S’il n’est pas très connu au Maroc, ce n’est pas le cas aux Etats-Unis et en Israël, ses deux pays. Yossi Klein Halevi est un journaliste et écrivain pas comme les autres. Las du conflit qui déchire le Moyen Orient, l’intellectuel prend le pari d’établir une connexion entre les deux ennemis historiques en confrontant les mémoires de chacun. Venu à Marrakech où Zamane a pu le rencontrer, il nous livre ses impressions sur le Maroc et le rôle qu’il pourrait jouer au Moyen Orient. Il nous raconte aussi l’incroyable révolution des Marocains d’Israël, leurs sensibilités politiques et la place qu’ils occupent désormais au sein de l’Etat hébreu.

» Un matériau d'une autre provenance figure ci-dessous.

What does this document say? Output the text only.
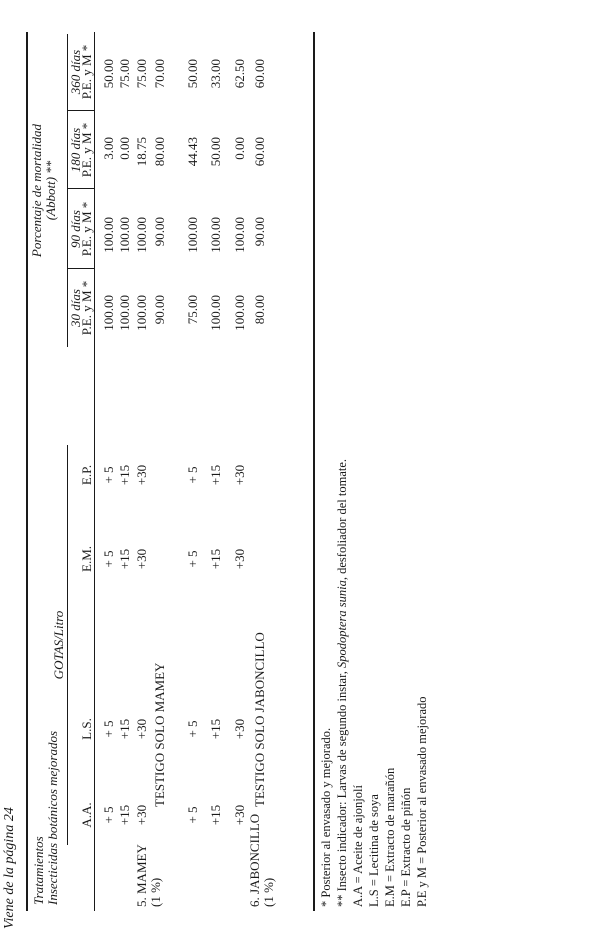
Viene de la página 24 Tratamientos Insecticidas botánicos mejorados
GOTAS/Litro
Porcentaje de mortalidad (Abbott) **
30 días
90 días
180 días
360 días
A.A.
L.S.
E.M.
E.P.
P.E. y M *
P.E. y M *
P.E. y M *
P.E. y M *
5. MAMEY (1 %)	6. JABONCILLO (1 %)
+ 5
+ 5
+ 5
+ 5
100.00
100.00
3.00
50.00
+15
+15
+15
+15
100.00
100.00
0.00
75.00
+30
+30
+30
+30
100.00
100.00
18.75
75.00
TESTIGO SOLO MAMEY
90.00
90.00
80.00
70.00
+ 5
+ 5
+ 5
+ 5
75.00
100.00
44.43
50.00
+15
+15
+15
+15
100.00
100.00
50.00
33.00
+30
+30
+30
+30
100.00
100.00
0.00
62.50
TESTIGO SOLO JABONCILLO
80.00
90.00
60.00
60.00
* Posterior al envasado y mejorado. ** Insecto indicador: Larvas de segundo instar, Spodoptera sunia, desfoliador del tomate.
A.A = Aceite de ajonjolí L.S = Lecitina de soya E.M = Extracto de marañón E.P = Extracto de piñón P.E y M = Posterior al envasado mejorado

Yossi Halevi témoigne enfin de l’engouement inattendu autour des exploits de la sélection marocaine de football en Israël, il nous confie ses doutes et ses espoirs pour un avenir plus apaisé…
C’est votre premier voyage au Maroc ; quelle est l’image et peut-être les clichés que vous avez apportez avec vous sur le royaume ?
L’association immédiate qui me vient à l’esprit est relative à l’expérience des juifs marocains vivant en Israël. J’ai aussi en tête au moment de venir ici les accords d’Abraham, signés en décembre 2020, et qui normalisent la relation entre les deux pays. Ce que je sais de mes compatriotes originaires du Maroc, c’est qu’ils n’ont pas eu un parcours facile. Leur intégration a mis du temps et a été, au début, vraiment difficile. À cette époque, le pays ne repose que sur une base séculaire d’un parti travailliste socialiste très majoritairement tenu par des Ashkénazes (Juifs originaires d’Europe centrale et orientale, ndlr). Cette situation a fait que les mizrahims (appellation donnée aux juifs venus d’Orient) ont été victimes de discrimination tant sociale, politique que culturelle. Ainsi, les juifs venus de pays arabes, essentiellement du Maroc, ne correspondaient pas à l’image idéalisée du colon israélien installé dans un kibboutz, village colonial organisé autour d’exploitations agricoles. Je ne connais aucun Marocain installé dans un kibboutz car ce mode de vie et cette idéologie ne font pas partie de leur identité. Les juifs marocains véhiculent l’image d’une communauté traditionnaliste, patriarcale. Une identité qu’ils ne retrouvent pas du tout à leur arrivée en Israël où, il faut le dire, la société n’a été ni accueillante ni tolérante envers eux. Heureusement, la situation a bien évolué depuis.
De quelle manière étaient-ils discriminés ?
La discrimination des Marocains en Israël est pour moi d’abord de l’ordre culturel. Je vous donne en exemple la musique. L’essentiel du répertoire musical produit en Israël était d’origine mizrahim, pourtant aucune de ces chansons n’était diffusée à la radio ou à la télévision. Je me souviens que pour s’en procurer, il fallait quasiment acheter les cassettes audio sous le manteau dans un quartier de Tel Aviv. Personne ne parlait de musique israélienne. Aujourd’hui, c’est cette même musique qui est diffusée, à 90%, sur les ondes du pays.